Dr. Todd Duffy, DACVECC, discussed several pointers with it comes to common emergencies on Friday, Nov. 1, during a presentation at the CVC in San Diego. Here's just a sampling:
1. Consider peripherally inserted central catheters
For intravenous access, a peripherally inserted central catheter line may be preferred in patients that require the administration of substances with increased osmolality (e.g. diazepam infusions, parenteral nutrition, dextrose-supplemented fluids) or that require frequent blood sampling. Standard through-the-needle catheters are prone to kinking. Replacing the needle with a similar sized peripheral catheter has proven to lower the risk for kinking. These catheters may be successfully placed in most common peripheral vascular sites, but venous valves may provide added obstacles with full catheter advancement.

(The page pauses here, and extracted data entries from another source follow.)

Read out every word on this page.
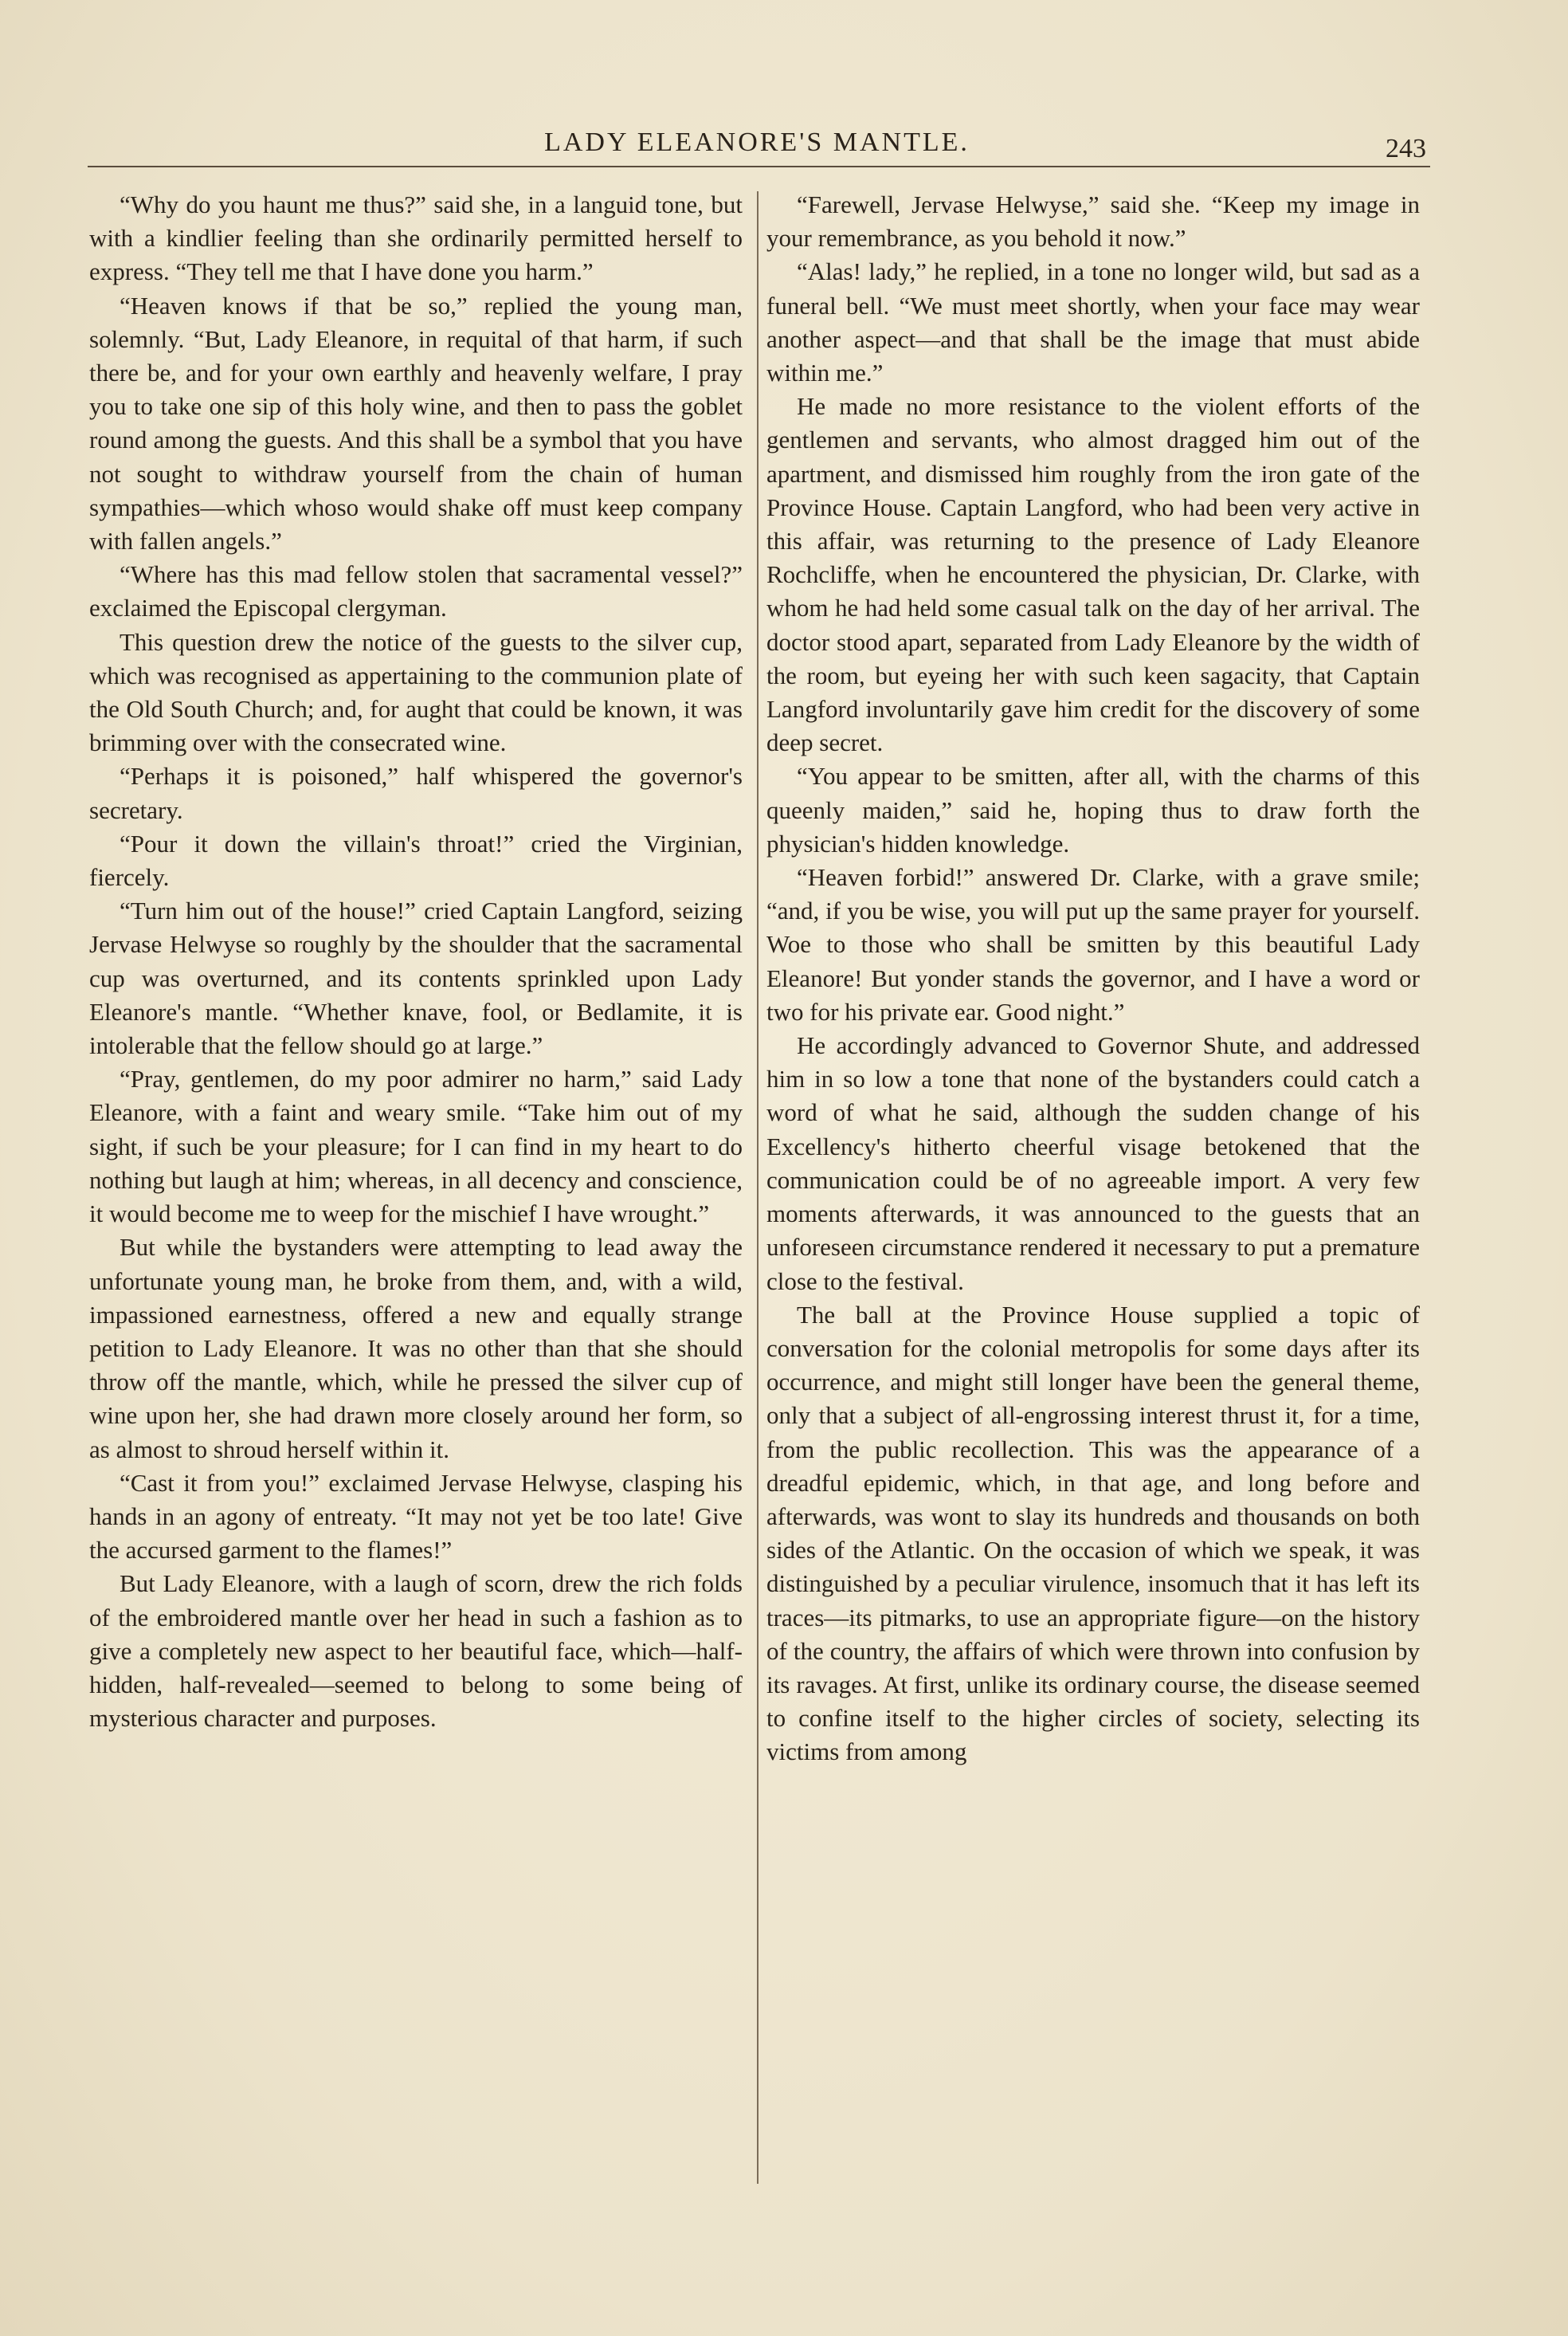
LADY ELEANORE'S MANTLE.	243

“Why do you haunt me thus?” said she, in a languid tone, but with a kindlier feeling than she ordinarily permitted herself to express. “They tell me that I have done you harm.”

“Heaven knows if that be so,” replied the young man, solemnly. “But, Lady Eleanore, in requital of that harm, if such there be, and for your own earthly and heavenly welfare, I pray you to take one sip of this holy wine, and then to pass the goblet round among the guests. And this shall be a symbol that you have not sought to withdraw yourself from the chain of human sympathies—which whoso would shake off must keep company with fallen angels.”

“Where has this mad fellow stolen that sacramental vessel?” exclaimed the Episcopal clergyman.

This question drew the notice of the guests to the silver cup, which was recognised as appertaining to the communion plate of the Old South Church; and, for aught that could be known, it was brimming over with the consecrated wine.

“Perhaps it is poisoned,” half whispered the governor's secretary.

“Pour it down the villain's throat!” cried the Virginian, fiercely.

“Turn him out of the house!” cried Captain Langford, seizing Jervase Helwyse so roughly by the shoulder that the sacramental cup was overturned, and its contents sprinkled upon Lady Eleanore's mantle. “Whether knave, fool, or Bedlamite, it is intolerable that the fellow should go at large.”

“Pray, gentlemen, do my poor admirer no harm,” said Lady Eleanore, with a faint and weary smile. “Take him out of my sight, if such be your pleasure; for I can find in my heart to do nothing but laugh at him; whereas, in all decency and conscience, it would become me to weep for the mischief I have wrought.”

But while the bystanders were attempting to lead away the unfortunate young man, he broke from them, and, with a wild, impassioned earnestness, offered a new and equally strange petition to Lady Eleanore. It was no other than that she should throw off the mantle, which, while he pressed the silver cup of wine upon her, she had drawn more closely around her form, so as almost to shroud herself within it.

“Cast it from you!” exclaimed Jervase Helwyse, clasping his hands in an agony of entreaty. “It may not yet be too late! Give the accursed garment to the flames!”

But Lady Eleanore, with a laugh of scorn, drew the rich folds of the embroidered mantle over her head in such a fashion as to give a completely new aspect to her beautiful face, which—half-hidden, half-revealed—seemed to belong to some being of mysterious character and purposes.

“Farewell, Jervase Helwyse,” said she. “Keep my image in your remembrance, as you behold it now.”

“Alas! lady,” he replied, in a tone no longer wild, but sad as a funeral bell. “We must meet shortly, when your face may wear another aspect—and that shall be the image that must abide within me.”

He made no more resistance to the violent efforts of the gentlemen and servants, who almost dragged him out of the apartment, and dismissed him roughly from the iron gate of the Province House. Captain Langford, who had been very active in this affair, was returning to the presence of Lady Eleanore Rochcliffe, when he encountered the physician, Dr. Clarke, with whom he had held some casual talk on the day of her arrival. The doctor stood apart, separated from Lady Eleanore by the width of the room, but eyeing her with such keen sagacity, that Captain Langford involuntarily gave him credit for the discovery of some deep secret.

“You appear to be smitten, after all, with the charms of this queenly maiden,” said he, hoping thus to draw forth the physician's hidden knowledge.

“Heaven forbid!” answered Dr. Clarke, with a grave smile; “and, if you be wise, you will put up the same prayer for yourself. Woe to those who shall be smitten by this beautiful Lady Eleanore! But yonder stands the governor, and I have a word or two for his private ear. Good night.”

He accordingly advanced to Governor Shute, and addressed him in so low a tone that none of the bystanders could catch a word of what he said, although the sudden change of his Excellency's hitherto cheerful visage betokened that the communication could be of no agreeable import. A very few moments afterwards, it was announced to the guests that an unforeseen circumstance rendered it necessary to put a premature close to the festival.

The ball at the Province House supplied a topic of conversation for the colonial metropolis for some days after its occurrence, and might still longer have been the general theme, only that a subject of all-engrossing interest thrust it, for a time, from the public recollection. This was the appearance of a dreadful epidemic, which, in that age, and long before and afterwards, was wont to slay its hundreds and thousands on both sides of the Atlantic. On the occasion of which we speak, it was distinguished by a peculiar virulence, insomuch that it has left its traces—its pitmarks, to use an appropriate figure—on the history of the country, the affairs of which were thrown into confusion by its ravages. At first, unlike its ordinary course, the disease seemed to confine itself to the higher circles of society, selecting its victims from among
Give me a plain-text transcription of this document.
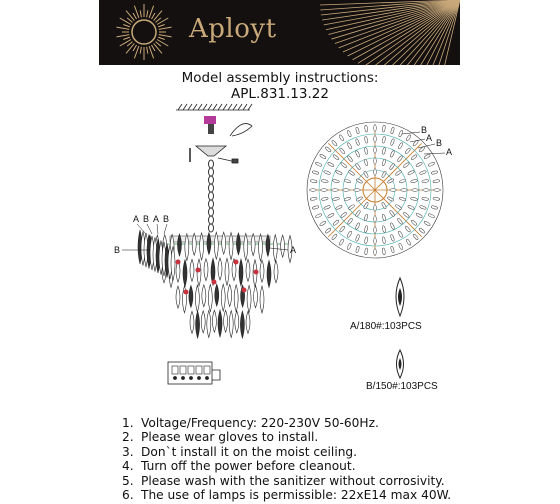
Aployt
Model assembly instructions:
APL.831.13.22
A B A B
B	A
B
A B
A
A/180#:103PCS
B/150#:103PCS
1. Voltage/Frequency: 220-230V 50-60Hz.
2. Please wear gloves to install.
3. Don`t install it on the moist ceiling.
4. Turn off the power before cleanout.
5. Please wash with the sanitizer without corrosivity.
6. The use of lamps is permissible: 22xE14 max 40W.
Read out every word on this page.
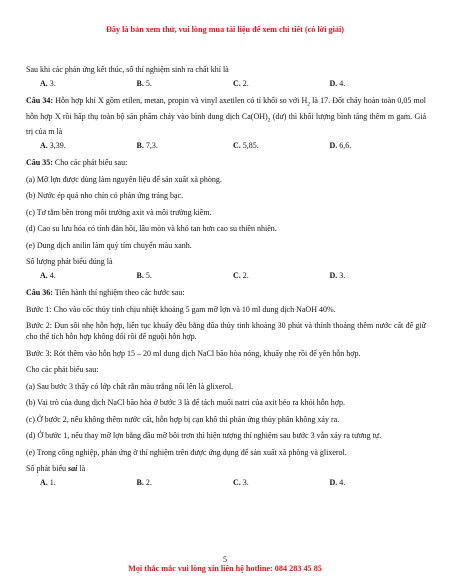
Đây là bản xem thử, vui lòng mua tài liệu để xem chi tiết (có lời giải)

Sau khi các phản ứng kết thúc, số thí nghiệm sinh ra chất khí là

A. 3.	B. 5.	C. 2.	D. 4.

Câu 34: Hỗn hợp khí X gồm etilen, metan, propin và vinyl axetilen có tỉ khối so với $H_2$ là 17. Đốt cháy hoàn toàn 0,05 mol hỗn hợp X rồi hấp thụ toàn bộ sản phẩm cháy vào bình dung dịch $Ca(OH)_2$ (dư) thì khối lượng bình tăng thêm m gam. Giá trị của m là

A. 3,39.	B. 7,3.	C. 5,85.	D. 6,6.

Câu 35: Cho các phát biểu sau:

(a) Mỡ lợn được dùng làm nguyên liệu để sản xuất xà phòng.

(b) Nước ép quả nho chín có phản ứng tráng bạc.

(c) Tơ tằm bền trong môi trường axit và môi trường kiềm.

(d) Cao su lưu hóa có tính đàn hồi, lâu mòn và khó tan hơn cao su thiên nhiên.

(e) Dung dịch anilin làm quỳ tím chuyển màu xanh.

Số lượng phát biểu đúng là

A. 4.	B. 5.	C. 2.	D. 3.

Câu 36: Tiến hành thí nghiệm theo các bước sau:

Bước 1: Cho vào cốc thủy tinh chịu nhiệt khoảng 5 gam mỡ lợn và 10 ml dung dịch NaOH 40%.

Bước 2: Đun sôi nhẹ hỗn hợp, liên tục khuấy đều bằng đũa thủy tinh khoảng 30 phút và thỉnh thoảng thêm nước cất để giữ cho thể tích hỗn hợp không đổi rồi để nguội hỗn hợp.

Bước 3: Rót thêm vào hỗn hợp 15 – 20 ml dung dịch NaCl bão hòa nóng, khuấy nhẹ rồi để yên hỗn hợp.

Cho các phát biểu sau:

(a) Sau bước 3 thấy có lớp chất rắn màu trắng nổi lên là glixerol.

(b) Vai trò của dung dịch NaCl bão hòa ở bước 3 là để tách muối natri của axit béo ra khỏi hỗn hợp.

(c) Ở bước 2, nếu không thêm nước cất, hỗn hợp bị cạn khô thì phản ứng thủy phân không xảy ra.

(d) Ở bước 1, nếu thay mỡ lợn bằng dầu mỡ bôi trơn thì hiện tượng thí nghiệm sau bước 3 vẫn xảy ra tương tự.

(e) Trong công nghiệp, phản ứng ở thí nghiệm trên được ứng dụng để sản xuất xà phòng và glixerol.

Số phát biểu sai là

A. 1.	B. 2.	C. 3.	D. 4.
5
Mọi thắc mắc vui lòng xin liên hệ hotline: 084 283 45 85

2. Respiratory problems? Administer anxiolytics
Many respiratory patients are anxious. Anxiety contributes to increased oxygen consumption through the added work of breathing and restlessness. Anxiolytics—specifically butorphanol (0.4 mg/kg)—help limit this increased oxygen consumption. By limiting how much oxygen is used for skeletal muscle consumption, more oxygen is available for distribution to vital organs. And oxygen administration itself can result in anxiety in patients, so anxiolytics also allow patients to tolerate oxygen administration techniques.
3. Evaluate those electrolytes
A common oversight in vomiting patients is that electrolyte evaluation is not included in the basic serum chemistry profile. Not only does electrolyte evaluation help detect hypoadrenocorticism, but it also helps evaluate for evidence of an upper gastrointestinal obstruction. The latter is strongly suspected when a hypochloremic metabolic alkalosis is present. This not only helps with diagnosis, but also provides justification for using physiologic saline solution as the initial replacement and maintenance fluid. Hypokalemia should also be therapeutically addressed because of the role that hypokalemia plays in inducing an ileus. The presence of an ileus will also further contribute to nausea and vomiting.
4. Appropriately handle hypoglycemia
When treating a patient with clinical hypoglycemia, always give an initial dextrose bolus, followed by a supplemental infusion until the patient no longer needs this supplementation. Keep in mind that a low blood glucose concentration on human glucometers can occur if a patient has a relative or absolute polycythemia. Consider performing a glucose measurement on plasma, instead of whole blood, if this is the case.
5. Think pericardial effusion
If a large-breed dog presents with acute collapse and if a physical examination reveals pale pink mucous membranes and no palpable abdominal mass or effusion or if mucous membrane cyanosis is present, think pericardial effusion. Vomiting before presentation is also a common component to the history. The patient is almost certain to have pericardial effusion if thoracic radiographs are normal and no appreciable upper airway noise is present. The other major differential is a pulmonary thromboembolism.
6. Don't rely on blood pressure measurements
A normal blood pressure does not rule out a patient from being in shock. Oscillometric measurements require more specific cuff placement because the cuff is sensing the vibrations. As such, patient movement can cause erroneous readings. A patient’s heart rate must correspond with the rate obtained by the blood pressure unit.
7. Target the cause of tachycardia
Major differentials for a sinus tachycardia in a dog are pain, stress, excitement, and hypovolemic shock. Electrocardiographic analysis is necessary to document the presence of alternative arrhythmias.